ケーパビリティベースのOSフレームワークでは、プログラムが必要とする権限を個別に付与することができます。これは、従来のUNIXなどのOSで使われているアクセス制御リスト(ACL)の代わりに、より柔軟性の高いアクセス制御方法を提供します。例えば、特定のファイルに対する読み取り権限だけを与えたり、ネットワークへのアクセス権限を制限することができます。
このフレームワークには、様々なOSがあります。代表的なものに、CapROS、Eros、Coyotosがあります。これらのOSは、セキュリティやプライバシーに特化しており、セキュリティの脆弱性を防ぐための機能が組み込まれています。また、ケーパビリティベースのOSフレームワークは、分散システムにも適しており、複数のマシン間での安全なデータの共有が可能です。
Capsicum
[編集]Capsicumは、セキュリティに関する機能を提供するためにFreeBSDなどのUNIXとその他のUNIX互換OSに実装されたケーパビリティベースのセキュリティフレームワークです。 Capsicumは、プロセスのシステムコールへのアクセスを制限し、最小限の特権でアプリケーションを実行することができます。 Capsicumを使用することで、システムの安全性が向上し、攻撃者が悪用できる潜在的な脆弱性を減らすことができます。 Capsicumは、プロセスの権限を細かく制御できるため、プログラマーがより安全にアプリケーションを構築できるようになります。 Capsicumは、ファイルシステム、ネットワーク、プロセス、スレッドなど、様々なシステムリソースに適用できます。また、Capsicumは、セキュリティの問題を解決するために他のセキュリティフレームワークと組み合わせて使用することができます。 Capsicumは、Googleが開発したオープンソースのフレームワークであり、現在はFreeBSDとLinuxでサポートされています。
Capsicum for FreeBSD
[編集]Robert WatsonとJonathan Andersonによって開発されたCapsicumのFreeBSD実装は、FreeBSD 10.0からリリースに含まれるようになりました(FreeBSD 9.0、9.1、および9.2ではオプションでコンパイルされた機能として提供されています)。FreeBSDのCapsicumは、Capsicum APIおよびセマンティクスのリファレンス実装であり、他のプラットフォーム向けのポートのための出発点となるソースコードも提供しています(例えば、Linux向けのCapsicumおよびDragonFlyBSD向けのCapsicum)。
実装状況
[編集]Capsicum for FreeBSDは、Robert WatsonとJonathan Andersonによって実装されました。Capsicumは、最初にFreeBSD 9.0で実験的な機能として、カーネルからデフォルトでコンパイルされました。FreeBSD 10.0では、Capsicumの能力モード、機能、およびプロセス記述子がデフォルトでカーネルにコンパイルされ、ベースシステムとサードパーティのアプリケーションの両方で使用できるようになりました。

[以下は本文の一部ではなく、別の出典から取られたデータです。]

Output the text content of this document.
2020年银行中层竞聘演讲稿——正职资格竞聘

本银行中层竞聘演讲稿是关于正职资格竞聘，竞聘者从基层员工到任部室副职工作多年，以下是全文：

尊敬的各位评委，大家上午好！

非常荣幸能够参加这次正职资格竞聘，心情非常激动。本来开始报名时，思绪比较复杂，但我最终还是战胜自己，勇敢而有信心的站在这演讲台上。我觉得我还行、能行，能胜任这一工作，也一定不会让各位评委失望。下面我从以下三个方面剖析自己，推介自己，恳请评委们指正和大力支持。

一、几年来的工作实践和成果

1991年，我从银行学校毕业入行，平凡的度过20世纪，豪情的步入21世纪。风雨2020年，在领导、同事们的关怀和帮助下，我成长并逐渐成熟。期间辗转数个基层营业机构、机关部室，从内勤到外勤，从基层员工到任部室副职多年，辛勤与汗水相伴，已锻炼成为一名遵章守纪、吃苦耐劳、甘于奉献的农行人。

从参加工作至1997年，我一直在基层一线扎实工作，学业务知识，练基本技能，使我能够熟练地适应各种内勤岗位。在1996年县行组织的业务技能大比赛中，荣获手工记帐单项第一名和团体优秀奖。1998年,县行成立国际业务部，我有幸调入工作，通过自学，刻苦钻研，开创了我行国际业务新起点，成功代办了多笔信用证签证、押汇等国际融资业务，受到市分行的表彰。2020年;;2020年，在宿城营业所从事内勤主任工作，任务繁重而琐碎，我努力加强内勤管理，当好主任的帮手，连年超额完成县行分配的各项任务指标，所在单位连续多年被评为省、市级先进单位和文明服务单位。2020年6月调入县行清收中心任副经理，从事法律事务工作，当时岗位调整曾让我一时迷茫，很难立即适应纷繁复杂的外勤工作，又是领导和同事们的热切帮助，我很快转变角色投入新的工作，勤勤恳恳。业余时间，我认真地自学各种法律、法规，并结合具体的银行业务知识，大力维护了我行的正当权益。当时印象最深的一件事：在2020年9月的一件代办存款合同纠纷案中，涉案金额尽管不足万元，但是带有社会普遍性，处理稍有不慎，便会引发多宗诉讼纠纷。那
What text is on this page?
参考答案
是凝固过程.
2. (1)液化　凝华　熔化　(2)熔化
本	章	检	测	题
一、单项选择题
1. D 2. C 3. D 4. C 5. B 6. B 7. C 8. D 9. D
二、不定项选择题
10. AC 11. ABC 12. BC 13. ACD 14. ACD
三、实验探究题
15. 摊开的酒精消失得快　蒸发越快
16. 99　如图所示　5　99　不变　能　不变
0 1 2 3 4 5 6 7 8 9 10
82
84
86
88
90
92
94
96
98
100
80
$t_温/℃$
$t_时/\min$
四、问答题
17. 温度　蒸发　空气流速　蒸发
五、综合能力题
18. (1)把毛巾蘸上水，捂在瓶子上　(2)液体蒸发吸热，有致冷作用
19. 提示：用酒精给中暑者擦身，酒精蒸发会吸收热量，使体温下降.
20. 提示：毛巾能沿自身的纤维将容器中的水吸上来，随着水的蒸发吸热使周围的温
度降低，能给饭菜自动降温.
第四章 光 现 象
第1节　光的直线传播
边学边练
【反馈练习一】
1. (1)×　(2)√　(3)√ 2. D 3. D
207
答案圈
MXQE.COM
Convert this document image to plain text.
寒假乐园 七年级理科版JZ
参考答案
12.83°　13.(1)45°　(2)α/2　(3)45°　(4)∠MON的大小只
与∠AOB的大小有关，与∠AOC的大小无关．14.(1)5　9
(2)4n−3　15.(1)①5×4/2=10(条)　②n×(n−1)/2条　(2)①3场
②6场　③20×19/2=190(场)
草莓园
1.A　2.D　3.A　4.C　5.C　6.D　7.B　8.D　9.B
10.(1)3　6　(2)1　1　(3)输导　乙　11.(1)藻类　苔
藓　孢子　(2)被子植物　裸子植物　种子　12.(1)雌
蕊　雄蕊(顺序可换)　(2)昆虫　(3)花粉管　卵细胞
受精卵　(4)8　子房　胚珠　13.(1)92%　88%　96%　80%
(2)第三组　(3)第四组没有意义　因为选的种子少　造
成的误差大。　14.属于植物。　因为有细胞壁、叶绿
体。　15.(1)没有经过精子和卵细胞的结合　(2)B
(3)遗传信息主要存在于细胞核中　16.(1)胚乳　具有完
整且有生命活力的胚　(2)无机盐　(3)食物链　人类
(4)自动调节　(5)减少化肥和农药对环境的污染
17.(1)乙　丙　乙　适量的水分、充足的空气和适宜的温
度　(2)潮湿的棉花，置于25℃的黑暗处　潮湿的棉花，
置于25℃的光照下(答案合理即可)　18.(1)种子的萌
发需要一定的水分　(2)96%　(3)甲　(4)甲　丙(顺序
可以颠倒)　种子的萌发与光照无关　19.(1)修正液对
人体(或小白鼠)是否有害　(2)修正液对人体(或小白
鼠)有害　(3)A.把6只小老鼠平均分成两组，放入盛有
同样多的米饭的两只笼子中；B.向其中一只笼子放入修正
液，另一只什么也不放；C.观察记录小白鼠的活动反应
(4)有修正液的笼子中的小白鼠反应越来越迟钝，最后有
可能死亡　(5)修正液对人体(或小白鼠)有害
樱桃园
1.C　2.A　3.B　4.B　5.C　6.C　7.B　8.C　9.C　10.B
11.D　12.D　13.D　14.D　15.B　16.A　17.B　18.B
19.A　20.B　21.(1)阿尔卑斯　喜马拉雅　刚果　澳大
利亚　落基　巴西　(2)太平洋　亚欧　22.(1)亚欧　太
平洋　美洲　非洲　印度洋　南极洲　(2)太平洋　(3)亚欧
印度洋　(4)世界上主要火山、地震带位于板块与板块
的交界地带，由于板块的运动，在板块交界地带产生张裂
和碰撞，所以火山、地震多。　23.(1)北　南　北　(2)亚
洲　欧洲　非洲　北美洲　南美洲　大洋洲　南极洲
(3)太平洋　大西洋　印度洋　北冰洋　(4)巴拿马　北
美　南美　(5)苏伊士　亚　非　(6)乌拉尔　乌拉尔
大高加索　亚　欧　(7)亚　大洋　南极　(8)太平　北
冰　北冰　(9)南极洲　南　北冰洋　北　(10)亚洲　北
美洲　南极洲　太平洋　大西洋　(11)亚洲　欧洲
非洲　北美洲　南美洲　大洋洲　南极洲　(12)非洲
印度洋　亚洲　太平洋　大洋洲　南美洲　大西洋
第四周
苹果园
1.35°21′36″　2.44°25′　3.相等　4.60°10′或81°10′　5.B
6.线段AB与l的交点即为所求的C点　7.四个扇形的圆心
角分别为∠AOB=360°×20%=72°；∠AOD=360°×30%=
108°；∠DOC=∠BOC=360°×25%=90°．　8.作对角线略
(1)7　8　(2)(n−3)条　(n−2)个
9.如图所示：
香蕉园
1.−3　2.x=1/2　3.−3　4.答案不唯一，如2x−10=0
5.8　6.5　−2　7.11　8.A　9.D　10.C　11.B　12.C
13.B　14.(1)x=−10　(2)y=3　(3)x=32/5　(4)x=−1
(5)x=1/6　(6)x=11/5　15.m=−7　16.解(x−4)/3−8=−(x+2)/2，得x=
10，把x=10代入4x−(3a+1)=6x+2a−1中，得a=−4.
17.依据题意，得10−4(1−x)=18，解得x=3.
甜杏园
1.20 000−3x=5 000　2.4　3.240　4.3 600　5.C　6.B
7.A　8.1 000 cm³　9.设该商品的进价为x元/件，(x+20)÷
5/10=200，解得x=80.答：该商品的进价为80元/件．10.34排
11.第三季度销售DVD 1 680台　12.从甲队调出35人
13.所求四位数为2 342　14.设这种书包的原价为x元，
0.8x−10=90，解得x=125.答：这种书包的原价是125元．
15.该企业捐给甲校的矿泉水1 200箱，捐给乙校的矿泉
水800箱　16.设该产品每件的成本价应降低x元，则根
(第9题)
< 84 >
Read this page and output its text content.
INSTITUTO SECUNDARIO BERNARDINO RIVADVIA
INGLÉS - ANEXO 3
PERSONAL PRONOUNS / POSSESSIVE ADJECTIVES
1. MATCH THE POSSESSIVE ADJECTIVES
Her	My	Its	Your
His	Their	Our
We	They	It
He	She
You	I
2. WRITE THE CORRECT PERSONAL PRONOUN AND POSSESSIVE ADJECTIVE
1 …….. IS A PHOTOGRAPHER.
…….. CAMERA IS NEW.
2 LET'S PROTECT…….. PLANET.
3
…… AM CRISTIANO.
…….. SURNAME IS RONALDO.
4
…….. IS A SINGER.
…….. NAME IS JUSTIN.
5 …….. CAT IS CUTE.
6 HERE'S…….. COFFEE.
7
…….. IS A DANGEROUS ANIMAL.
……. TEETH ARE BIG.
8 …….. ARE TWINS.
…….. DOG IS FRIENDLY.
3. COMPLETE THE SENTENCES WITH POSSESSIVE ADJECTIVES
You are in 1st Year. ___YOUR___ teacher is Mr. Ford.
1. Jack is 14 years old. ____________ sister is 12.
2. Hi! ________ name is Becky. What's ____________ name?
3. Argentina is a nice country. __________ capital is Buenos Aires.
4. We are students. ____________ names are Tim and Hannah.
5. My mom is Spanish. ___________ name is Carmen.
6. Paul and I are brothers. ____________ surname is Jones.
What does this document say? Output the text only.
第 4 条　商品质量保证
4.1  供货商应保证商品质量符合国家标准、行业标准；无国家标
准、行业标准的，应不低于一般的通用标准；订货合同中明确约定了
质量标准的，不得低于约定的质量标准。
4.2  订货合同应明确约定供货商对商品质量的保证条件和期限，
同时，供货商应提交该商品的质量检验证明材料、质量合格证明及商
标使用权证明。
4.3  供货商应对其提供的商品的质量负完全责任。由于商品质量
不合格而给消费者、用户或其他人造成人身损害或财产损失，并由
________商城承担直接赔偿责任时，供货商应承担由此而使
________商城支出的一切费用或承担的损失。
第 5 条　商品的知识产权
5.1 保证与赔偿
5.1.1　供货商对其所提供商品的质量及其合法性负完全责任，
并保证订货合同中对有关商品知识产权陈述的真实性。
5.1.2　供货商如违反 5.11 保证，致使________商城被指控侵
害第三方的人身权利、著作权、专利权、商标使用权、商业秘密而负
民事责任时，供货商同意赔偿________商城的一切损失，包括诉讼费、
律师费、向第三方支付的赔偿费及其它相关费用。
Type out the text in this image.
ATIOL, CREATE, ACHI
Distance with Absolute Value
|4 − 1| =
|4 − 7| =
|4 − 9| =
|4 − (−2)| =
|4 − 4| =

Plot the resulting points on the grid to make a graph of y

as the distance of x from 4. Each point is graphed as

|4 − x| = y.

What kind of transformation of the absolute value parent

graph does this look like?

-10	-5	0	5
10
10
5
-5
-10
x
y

FreeBSD 10.0では、実験的なアプリケーションやFreeBSDベースシステムでCapsicumを展開した数年間の経験に基づいて、重要なKPIおよびAPIの変更が行われました。FreeBSD 10.0では、tcpdump、auditdistd、hastd、dhclient、kdump、rwhod、ctld、iscsid、さらにはuniqなどのベースシステムアプリケーションがリリース配布物の時点でCapsicumを使用しています。
POSIXケーパビリティ
[編集]POSIXケーパビリティは、従来のUNIXシステムにおけるスーパーユーザー(root)の特権を細分化し、特定の操作に必要な最小限の権限のみをプロセスに付与するための仕組みです。これにより、root権限を完全に与える必要がない場合でも、特定の操作を実行できるように設計されています。
主なPOSIXケーパビリティ
[編集]以下は、POSIXケーパビリティの一部です:
- CAP_CHOWN: ファイルの所有者を変更する権限。
- CAP_NET_BIND_SERVICE: 1024番以下のポートにバインドする権限。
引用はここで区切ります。